Tocharian Online
Appendix 1
Todd B. Krause and Jonathan Slocum
A Clinic on Looking Up Tocharian Words
Let's assume you have gotten enough Tocharian under your belt that you're ready to move on to other texts. Chances are, you're reading a Tocharian B text; so you place a document with the text on your desk, and beside it your steady companion, the venerable Dictionary of Tocharian B by Douglas Q. Adams. As you read, you come across the word B kelu. You have no recollection of this word, so you look it up in your dictionary. Interestingly, you find there is no listing for kelu, not even a hint like the helpful 'q.v. ...' telling you where else you might look. Nothing. All you find in the near void of kel... entries is a word for 'bellybutton' and some term for 'a medical ingredient'. Neither of these has a chance of giving you kelu, so you may wonder if it was really worth all the trouble learning this esoteric language in the first place. Now what? Search page by page through the section on k? Do you realize how many words start with k in Tocharian? No...

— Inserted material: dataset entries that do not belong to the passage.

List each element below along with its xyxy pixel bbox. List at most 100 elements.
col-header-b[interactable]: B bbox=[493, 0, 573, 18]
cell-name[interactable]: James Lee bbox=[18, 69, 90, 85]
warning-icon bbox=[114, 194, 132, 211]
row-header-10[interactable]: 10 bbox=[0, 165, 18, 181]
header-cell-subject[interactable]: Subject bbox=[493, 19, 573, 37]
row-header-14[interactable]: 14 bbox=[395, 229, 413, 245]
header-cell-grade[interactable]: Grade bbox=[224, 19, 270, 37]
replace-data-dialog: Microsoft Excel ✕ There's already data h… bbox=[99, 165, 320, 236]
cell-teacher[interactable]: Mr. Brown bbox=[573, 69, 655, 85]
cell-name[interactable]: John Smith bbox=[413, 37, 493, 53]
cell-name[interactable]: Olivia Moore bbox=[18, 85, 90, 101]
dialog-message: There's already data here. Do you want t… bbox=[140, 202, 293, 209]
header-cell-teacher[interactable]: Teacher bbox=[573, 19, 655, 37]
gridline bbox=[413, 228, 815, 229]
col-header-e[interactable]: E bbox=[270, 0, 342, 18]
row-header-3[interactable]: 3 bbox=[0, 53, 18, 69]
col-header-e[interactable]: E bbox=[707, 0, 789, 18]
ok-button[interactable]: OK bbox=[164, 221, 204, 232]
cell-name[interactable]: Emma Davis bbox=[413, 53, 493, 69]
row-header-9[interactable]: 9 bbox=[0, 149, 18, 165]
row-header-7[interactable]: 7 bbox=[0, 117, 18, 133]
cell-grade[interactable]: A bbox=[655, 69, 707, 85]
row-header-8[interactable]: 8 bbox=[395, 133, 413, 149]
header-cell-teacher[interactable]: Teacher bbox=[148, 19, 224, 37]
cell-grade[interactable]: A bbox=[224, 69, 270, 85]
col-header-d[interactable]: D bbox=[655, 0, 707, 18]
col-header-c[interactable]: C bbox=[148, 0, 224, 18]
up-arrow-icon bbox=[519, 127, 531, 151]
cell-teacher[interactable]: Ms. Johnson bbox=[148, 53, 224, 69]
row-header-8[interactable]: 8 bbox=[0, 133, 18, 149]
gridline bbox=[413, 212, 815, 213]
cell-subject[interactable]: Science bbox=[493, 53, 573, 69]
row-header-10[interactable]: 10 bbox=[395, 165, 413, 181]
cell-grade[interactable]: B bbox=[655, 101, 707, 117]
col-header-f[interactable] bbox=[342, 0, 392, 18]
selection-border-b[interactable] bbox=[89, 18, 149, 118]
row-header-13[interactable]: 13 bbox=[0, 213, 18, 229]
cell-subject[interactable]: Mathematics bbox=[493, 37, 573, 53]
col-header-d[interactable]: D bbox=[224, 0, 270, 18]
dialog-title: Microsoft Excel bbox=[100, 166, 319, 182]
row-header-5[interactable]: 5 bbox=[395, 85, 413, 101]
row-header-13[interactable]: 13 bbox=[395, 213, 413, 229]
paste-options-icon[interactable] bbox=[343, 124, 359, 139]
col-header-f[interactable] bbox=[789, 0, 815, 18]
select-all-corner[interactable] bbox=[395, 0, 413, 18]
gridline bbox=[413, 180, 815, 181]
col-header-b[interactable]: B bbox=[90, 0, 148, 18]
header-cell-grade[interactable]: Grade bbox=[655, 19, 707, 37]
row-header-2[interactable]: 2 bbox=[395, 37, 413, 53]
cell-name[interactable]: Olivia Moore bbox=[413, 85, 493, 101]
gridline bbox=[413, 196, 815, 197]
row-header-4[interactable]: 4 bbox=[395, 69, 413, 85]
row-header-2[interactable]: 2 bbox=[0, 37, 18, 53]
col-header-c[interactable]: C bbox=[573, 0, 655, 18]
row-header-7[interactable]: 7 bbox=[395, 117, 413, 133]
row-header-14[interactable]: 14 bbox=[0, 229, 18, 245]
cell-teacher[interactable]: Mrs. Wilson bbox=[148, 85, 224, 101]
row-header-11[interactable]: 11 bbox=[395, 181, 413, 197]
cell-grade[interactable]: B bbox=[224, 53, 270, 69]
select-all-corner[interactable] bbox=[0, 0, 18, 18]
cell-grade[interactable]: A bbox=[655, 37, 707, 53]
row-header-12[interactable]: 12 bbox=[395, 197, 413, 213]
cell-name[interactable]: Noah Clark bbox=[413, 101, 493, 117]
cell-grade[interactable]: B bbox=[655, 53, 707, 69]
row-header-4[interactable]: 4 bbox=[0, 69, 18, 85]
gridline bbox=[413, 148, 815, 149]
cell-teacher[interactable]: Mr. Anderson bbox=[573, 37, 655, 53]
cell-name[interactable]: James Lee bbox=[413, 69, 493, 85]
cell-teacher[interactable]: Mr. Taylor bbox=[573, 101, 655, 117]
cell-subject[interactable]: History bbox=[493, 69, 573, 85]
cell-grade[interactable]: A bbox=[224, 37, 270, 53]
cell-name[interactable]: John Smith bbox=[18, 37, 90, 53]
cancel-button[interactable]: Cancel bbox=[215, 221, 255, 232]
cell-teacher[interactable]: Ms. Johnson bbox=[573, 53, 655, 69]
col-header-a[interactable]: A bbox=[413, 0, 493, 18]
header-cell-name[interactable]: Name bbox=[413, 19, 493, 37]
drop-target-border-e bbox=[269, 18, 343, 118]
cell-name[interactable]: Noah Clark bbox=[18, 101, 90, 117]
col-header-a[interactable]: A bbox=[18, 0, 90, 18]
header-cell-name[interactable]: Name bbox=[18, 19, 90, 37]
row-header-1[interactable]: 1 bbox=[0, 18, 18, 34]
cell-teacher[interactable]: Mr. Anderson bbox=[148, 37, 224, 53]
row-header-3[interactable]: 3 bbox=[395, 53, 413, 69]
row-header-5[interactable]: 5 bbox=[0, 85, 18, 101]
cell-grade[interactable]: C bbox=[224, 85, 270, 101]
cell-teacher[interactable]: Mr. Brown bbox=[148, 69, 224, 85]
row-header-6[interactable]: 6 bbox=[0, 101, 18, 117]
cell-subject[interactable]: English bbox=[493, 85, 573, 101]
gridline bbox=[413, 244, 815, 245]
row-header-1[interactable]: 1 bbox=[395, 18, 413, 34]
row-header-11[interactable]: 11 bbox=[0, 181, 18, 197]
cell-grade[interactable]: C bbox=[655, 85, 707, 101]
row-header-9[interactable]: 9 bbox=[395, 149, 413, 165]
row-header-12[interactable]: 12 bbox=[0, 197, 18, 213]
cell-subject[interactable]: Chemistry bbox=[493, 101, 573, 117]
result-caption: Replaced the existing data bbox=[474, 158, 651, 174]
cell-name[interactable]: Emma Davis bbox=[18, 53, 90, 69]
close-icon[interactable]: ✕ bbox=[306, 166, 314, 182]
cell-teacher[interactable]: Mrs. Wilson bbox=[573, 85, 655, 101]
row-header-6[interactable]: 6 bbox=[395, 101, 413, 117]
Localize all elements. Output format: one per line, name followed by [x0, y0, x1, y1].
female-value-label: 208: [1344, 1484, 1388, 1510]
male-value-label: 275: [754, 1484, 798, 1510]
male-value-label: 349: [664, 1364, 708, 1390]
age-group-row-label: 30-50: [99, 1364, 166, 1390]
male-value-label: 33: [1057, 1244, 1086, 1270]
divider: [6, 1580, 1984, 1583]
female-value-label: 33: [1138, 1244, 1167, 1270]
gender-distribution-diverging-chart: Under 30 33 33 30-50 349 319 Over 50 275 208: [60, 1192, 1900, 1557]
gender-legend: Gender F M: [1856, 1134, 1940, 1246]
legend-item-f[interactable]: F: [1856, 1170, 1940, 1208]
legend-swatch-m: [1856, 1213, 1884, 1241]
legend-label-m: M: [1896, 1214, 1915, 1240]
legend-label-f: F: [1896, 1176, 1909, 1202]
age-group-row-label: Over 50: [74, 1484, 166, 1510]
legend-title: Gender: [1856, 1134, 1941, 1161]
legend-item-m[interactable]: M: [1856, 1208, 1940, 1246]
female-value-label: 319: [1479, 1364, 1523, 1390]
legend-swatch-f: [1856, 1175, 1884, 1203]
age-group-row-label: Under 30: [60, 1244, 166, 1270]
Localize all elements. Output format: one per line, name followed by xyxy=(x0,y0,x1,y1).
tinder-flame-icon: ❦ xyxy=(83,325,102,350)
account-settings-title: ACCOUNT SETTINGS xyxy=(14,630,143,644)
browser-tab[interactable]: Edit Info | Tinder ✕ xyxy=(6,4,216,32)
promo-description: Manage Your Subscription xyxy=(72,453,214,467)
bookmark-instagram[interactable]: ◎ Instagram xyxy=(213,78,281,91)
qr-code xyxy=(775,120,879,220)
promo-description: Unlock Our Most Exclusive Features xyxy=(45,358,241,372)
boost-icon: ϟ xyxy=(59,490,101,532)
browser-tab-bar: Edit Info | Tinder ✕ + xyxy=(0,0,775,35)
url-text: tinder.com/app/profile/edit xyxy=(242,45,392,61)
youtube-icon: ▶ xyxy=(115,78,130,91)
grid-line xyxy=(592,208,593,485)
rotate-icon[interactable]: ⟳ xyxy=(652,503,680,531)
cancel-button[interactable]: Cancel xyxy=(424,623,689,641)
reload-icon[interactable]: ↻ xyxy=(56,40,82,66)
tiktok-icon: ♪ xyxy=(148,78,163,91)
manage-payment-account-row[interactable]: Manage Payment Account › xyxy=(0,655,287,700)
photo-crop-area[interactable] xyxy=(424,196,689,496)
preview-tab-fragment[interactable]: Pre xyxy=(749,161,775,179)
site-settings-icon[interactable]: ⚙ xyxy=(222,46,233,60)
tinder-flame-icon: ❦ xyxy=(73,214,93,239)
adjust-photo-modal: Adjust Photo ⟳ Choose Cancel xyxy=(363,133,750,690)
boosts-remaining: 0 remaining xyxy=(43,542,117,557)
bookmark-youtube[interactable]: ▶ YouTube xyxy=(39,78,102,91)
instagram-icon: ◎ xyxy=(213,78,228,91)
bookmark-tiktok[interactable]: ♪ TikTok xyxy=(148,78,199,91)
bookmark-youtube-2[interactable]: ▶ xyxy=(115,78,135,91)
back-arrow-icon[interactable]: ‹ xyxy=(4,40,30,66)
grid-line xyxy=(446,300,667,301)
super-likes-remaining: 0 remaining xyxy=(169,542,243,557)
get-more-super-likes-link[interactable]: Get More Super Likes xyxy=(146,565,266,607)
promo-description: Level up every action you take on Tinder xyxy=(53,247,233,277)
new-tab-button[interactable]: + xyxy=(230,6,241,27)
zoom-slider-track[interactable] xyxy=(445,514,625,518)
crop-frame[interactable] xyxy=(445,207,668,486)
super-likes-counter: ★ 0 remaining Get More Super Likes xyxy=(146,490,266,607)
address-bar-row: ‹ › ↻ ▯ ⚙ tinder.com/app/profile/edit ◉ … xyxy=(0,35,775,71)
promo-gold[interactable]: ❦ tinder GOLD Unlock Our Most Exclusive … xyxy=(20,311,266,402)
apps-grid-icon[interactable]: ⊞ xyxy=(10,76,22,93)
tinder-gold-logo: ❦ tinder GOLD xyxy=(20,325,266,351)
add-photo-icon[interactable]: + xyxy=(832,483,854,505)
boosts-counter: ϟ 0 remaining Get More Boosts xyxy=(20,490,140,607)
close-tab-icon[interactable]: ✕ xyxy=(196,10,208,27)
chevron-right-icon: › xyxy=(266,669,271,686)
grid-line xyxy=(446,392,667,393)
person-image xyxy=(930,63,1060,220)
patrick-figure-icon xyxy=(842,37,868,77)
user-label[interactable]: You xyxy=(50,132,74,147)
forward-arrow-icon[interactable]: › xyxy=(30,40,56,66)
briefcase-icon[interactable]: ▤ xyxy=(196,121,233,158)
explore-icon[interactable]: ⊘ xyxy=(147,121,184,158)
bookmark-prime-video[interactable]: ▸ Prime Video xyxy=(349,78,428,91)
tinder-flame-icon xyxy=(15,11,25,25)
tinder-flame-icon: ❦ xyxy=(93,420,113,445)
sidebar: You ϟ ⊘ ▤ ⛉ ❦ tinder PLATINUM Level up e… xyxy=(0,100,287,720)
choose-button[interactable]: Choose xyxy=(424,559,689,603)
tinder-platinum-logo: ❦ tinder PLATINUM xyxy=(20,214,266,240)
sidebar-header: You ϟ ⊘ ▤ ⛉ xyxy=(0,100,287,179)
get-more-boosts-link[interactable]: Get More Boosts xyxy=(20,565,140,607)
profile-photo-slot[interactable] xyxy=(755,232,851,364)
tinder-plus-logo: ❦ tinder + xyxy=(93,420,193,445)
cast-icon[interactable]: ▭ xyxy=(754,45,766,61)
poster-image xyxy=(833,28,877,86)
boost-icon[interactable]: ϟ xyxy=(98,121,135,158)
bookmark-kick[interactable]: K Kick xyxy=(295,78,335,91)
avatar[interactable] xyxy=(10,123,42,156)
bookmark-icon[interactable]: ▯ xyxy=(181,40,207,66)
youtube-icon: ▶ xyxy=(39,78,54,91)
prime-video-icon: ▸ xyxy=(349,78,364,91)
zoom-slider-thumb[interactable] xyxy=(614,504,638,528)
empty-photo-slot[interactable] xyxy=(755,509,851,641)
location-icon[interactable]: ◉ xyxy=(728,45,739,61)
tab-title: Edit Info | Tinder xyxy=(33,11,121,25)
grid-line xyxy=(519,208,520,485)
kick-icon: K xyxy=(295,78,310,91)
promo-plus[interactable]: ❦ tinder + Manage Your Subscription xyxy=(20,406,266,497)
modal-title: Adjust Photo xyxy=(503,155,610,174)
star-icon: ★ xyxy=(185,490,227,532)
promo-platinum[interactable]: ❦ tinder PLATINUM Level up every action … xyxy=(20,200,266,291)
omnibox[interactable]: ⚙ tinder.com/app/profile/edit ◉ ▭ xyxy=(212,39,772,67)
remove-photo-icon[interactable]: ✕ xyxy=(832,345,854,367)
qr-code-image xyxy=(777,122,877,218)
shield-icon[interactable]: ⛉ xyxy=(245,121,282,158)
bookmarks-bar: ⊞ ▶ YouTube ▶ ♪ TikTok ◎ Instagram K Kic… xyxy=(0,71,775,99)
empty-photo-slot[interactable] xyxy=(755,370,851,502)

Your only sensible option is to devise some way of cutting down your work and honing in on some realistic possibilities. How to proceed? First, consider what you do know: kelu is not a headword. That is, it is not an adverb; it is not the nominative singular of a substantive; and it is not a verb form transparently displaying the basic verbal root from which it derives. So it must be some other inflected form: either a non-nominative case form, or one of the many possible conjugational forms of a verbal root. At this point, you may as well guess. The final -u of kelu reminds you of the preterite participle, and so you guess that what you're confronted with is a verb form -- maybe even a preterite participle, if you're lucky. But from what verb?
This is where the extra time you spent learning Tocharian in light of historical linguistics finally pays off. You reason as follows: the initial k- is probably part of the root, since there are few changes in Tocharian that will actually produce a k- from some other sound. The same reasoning might convince you that the -l- should be in the root as well, unless this is a gerundive; but if it were, you'd be at a loss to explain the final -u as an ending. So you decide that the root is something like k-l-: that is, maybe there's something between the k- and the -l-, but maybe not; perhaps something comes after... You'll simply remain non-committal. What could sit between the k- and the -l-?
To answer this, you ask yourself a simple question: what produces -e- in Tocharian B? You recall PToch *æ, of course! But that just begs the question: what produces PToch *æ? There you have two options: PIE *ē or PIE *o. How do you decide? Well, suppose the -e- in kelu came from PIE *ē. Then the evolution PIE *ē > PToch *yæ means that the k- should be palatalized, which it obviously is not. So the -e- you see before you most likely comes from PIE *-o-, and you can safely assume that you're trying to find the verb to which a form like PIE *kol- would fit somewhere in the paradigm. But where would that crop up?
Well, you've already assumed you're looking at a verbal root, and *kol- looks like a good candidate for PIE o-grade. The other major forms should derive from either PIE e-grade or PIE 0-grade. One of those probably yields the Tocharian form of the root you're looking for. But which? Well, if it were PIE e-grade, you'd have to consider the evolution of *kel-, and you immediately realize that *-e- will palatalize the *k-, and you shouldn't be looking under k at all. But if you had PIE 0-grade, then you'd have PIE *kl- > PToch *käl- > B käl-.
So armed with your new guess, B käl-, you return to Adams' dictionary, only to find there are two distinct roots with that shape. But, happily, under the first one you chance upon the form kelu as the first person singular active of the CLASS i subjunctive. Did you say subjunctive? CLASS i? You should've known! You figured it was PIE o-grade, after all, and that fits exactly with the development of subjunctive CLASS i. But whatever, you've found it! ... and all as a result of the techniques of historical linguistics that seemed like such hocus pocus until now....
As an added hint, realize that you don't have to follow through the process flawlessly for it to be helpful. For example, who's to say at the beginning of our discussion that we shouldn't have guessed the Tocharian B k- came from an original PIE *g-? Fine, go with it. You would follow the same procedure as above, looking at different grades of a PIE root *gel- (?); but in the end, when it comes back down into Tocharian in the PIE 0-grade, that *g- will still become k-, and you'll still get to the dictionary entry for B käl-. (In fact, Adams lists *kʷel- as the original PIE parent of the verb we're looking at.) Or you might guess some other consonant and different vowel grade -- that's fine, since even following all the different vowel grades of three or four PIE roots (allowing for different sources for the initial consonant) will still leave you with less work than trying to read through the entire k-section of the dictionary entry by entry. So may you enjoy your newfound understanding of Tocharian, and may your knowledge of basic historical linguistics keep you in good stead.